Susan Cornell, PharmD, CDCES, FAPhA, FADCES: Yeah, we have the best medicine here, we have the best technology. But if we cannot get into the hands of a person with diabetes, it is useless. And the most important thing is that it is affordable. About half of these drugs or devices people want to know. Again, there is a lot of misinformation about life, and we need to get the right information to the people. So I think that the biggest misconceptions are out there 1 , probably the biggest reason for the rise in diabetes. And the continued trend of obesity is a rising factor. And just to speak a second time. So before COVID-19, 42% of the United States was obese. I’m going to say it again because it’s really impactful. 42% of the United States is obese. I’m not talking overweight, I’m talking obese. We do not have post-Covid-19 data. It is very interesting to see what those numbers are. Another interesting point is the new information that has just come out about the appearance of people with one type of diabetes. You know, historically, we’ve always looked at type 1 people as thin people with type 2 being overweight or obese. Now, it doesn’t matter. Two-thirds of people with type one diabetes are overweight or obese. So that 66% of people with type 1 have an obesity or overweight problem. So they are beginning to see not only the impact of life, but we are beginning to see common drugs type 2 leaves, but they have weight loss capabilities, they must be used in type one. Another thing is that we are diagnosed younger with obesity, let’s recognize obesity as a disease and treat it. If we don’t treat obesity, we don’t get control of diabetes. So diabetes, high blood pressure, cardiovascular disease are all equal. And we really need to address all 3 of those, as well as kidney disease and liver disease. So all 5 of them in 1 season.

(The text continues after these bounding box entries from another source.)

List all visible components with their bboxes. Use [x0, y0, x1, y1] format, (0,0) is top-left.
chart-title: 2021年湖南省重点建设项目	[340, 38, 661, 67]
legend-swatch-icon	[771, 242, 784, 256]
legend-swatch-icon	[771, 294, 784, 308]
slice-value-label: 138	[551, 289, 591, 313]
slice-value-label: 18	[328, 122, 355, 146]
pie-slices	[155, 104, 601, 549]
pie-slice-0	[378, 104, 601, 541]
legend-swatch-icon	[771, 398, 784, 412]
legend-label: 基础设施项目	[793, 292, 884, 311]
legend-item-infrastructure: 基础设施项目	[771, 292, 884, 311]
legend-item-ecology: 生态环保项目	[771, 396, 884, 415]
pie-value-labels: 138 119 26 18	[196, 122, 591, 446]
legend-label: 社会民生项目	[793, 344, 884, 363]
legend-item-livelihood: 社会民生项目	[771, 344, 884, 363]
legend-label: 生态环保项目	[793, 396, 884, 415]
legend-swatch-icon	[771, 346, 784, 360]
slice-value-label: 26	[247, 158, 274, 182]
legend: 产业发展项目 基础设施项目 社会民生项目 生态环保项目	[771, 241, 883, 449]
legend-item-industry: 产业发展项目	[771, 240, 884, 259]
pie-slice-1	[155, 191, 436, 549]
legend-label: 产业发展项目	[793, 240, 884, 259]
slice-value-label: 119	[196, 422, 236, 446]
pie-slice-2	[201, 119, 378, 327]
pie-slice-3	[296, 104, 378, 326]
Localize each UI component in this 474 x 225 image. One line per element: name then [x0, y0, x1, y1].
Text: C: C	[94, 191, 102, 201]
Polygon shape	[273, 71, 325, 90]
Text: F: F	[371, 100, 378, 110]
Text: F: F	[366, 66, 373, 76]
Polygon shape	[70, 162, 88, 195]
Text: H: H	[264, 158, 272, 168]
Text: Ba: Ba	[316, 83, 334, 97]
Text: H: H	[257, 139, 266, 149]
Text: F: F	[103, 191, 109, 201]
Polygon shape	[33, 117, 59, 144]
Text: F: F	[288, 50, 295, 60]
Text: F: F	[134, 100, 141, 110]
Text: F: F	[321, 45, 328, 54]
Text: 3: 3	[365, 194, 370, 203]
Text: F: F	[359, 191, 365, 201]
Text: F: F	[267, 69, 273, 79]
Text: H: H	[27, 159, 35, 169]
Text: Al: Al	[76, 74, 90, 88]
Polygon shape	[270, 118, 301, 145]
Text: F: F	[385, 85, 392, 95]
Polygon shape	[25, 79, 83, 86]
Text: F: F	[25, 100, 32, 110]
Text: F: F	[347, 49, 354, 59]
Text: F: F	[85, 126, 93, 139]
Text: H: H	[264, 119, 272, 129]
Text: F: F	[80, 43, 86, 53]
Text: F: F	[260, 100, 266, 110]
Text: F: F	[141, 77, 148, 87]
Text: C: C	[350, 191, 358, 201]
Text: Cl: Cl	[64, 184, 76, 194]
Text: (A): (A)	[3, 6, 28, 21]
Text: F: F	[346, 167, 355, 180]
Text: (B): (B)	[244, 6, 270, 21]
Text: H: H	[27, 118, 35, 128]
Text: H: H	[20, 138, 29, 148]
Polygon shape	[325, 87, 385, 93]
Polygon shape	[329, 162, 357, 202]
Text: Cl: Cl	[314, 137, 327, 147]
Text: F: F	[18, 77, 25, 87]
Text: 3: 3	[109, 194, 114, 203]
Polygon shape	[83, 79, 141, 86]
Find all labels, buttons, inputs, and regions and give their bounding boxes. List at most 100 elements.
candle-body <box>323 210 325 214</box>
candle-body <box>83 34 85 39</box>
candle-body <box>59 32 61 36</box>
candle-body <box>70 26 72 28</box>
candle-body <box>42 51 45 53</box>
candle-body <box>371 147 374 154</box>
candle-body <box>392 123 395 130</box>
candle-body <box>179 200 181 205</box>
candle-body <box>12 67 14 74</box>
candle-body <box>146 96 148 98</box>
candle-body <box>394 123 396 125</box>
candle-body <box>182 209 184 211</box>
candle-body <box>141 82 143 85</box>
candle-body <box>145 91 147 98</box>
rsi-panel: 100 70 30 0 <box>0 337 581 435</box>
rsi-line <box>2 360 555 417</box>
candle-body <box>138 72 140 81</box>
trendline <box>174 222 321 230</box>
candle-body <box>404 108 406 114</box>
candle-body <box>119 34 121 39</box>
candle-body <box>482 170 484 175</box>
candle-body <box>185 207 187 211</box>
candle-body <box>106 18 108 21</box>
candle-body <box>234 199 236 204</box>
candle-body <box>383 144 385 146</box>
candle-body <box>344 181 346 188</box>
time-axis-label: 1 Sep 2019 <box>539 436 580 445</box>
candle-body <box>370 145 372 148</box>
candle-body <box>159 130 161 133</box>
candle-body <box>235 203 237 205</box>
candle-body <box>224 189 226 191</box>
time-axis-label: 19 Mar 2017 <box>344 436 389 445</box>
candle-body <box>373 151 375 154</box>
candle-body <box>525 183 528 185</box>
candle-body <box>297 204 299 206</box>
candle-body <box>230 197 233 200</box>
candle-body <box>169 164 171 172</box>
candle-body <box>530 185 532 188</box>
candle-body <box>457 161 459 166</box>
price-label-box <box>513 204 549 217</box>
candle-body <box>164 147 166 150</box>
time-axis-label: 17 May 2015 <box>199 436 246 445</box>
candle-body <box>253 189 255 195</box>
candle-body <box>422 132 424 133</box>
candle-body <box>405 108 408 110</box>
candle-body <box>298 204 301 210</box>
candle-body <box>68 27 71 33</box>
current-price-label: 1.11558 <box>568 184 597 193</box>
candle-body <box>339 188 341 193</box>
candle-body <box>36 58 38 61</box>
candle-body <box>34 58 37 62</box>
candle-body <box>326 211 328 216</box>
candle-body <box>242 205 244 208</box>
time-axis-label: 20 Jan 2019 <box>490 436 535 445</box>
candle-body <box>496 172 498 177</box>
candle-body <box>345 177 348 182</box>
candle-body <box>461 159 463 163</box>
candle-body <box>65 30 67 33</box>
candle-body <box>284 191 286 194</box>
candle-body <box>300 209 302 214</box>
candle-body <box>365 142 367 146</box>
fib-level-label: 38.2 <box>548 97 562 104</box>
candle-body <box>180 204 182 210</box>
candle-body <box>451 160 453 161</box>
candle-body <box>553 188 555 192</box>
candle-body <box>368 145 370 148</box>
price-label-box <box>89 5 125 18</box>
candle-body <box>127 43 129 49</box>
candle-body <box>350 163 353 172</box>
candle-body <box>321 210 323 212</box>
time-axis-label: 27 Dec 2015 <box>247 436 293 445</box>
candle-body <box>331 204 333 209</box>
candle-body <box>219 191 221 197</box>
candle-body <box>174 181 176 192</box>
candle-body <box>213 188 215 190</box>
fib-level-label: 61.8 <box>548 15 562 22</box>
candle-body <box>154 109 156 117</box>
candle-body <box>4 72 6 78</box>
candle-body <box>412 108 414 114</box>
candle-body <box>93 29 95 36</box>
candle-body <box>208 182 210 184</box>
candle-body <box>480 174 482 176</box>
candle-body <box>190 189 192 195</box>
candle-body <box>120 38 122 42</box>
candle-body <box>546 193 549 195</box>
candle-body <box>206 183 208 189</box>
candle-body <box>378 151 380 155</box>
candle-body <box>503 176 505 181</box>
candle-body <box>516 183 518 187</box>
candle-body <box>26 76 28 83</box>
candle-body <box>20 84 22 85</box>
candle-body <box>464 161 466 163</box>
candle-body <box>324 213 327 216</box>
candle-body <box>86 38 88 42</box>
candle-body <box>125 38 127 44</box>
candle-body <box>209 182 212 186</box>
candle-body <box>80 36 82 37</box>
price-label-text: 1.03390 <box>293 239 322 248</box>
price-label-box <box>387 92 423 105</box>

PT Staff: How do the guidelines recommend remediating/treating patients with diabetes?
Susan Cornell, PharmD, CDCES, FAPhA, FADCES: Well, once again, the way of life is still the cornerstone; medication helps. So we can expect medicine to restore our way of life. and [that’s] As a result, we see people taking drugs, then stopping and then going back to their behavior. That’s where weight gain comes in. The standard of care focuses on the actual patient, and what comorbid conditions the patient has. So when we look at the guidelines today, as I mentioned, Metformin is no longer the first line, we look at: Does the person have cardiovascular disease? Do you have kidney disease? Do they have heart failure? In these cases, definitely GLP-1’s or sGLT2′. But we can look (and say) OK. Perhaps the person does not have a cardiovascular risk – which I find impossible with someone with diabetes, but the handwritten side – but then we must look at obesity. And when we look at obesity, GLP-1 antagonists really come to the fore because many of them are also known to have significant pain relief. So that’s where we’re going to see these newer drugs, double-dip for lack of a better term, that not only help lower blood glucose, but lower weight while protecting the heart at the same time. And that’s where we want to be. So again, I think newer drugs are going to be the front line. We are going to anticipate the anxiety because they know that eventually these drugs were really used, which they were at all. But we are finally beginning to see that it is time to enter the spotlight. And now there is a shortage of many of these drugs. You know, then, that something has happened, and that it will be healed in the very near future.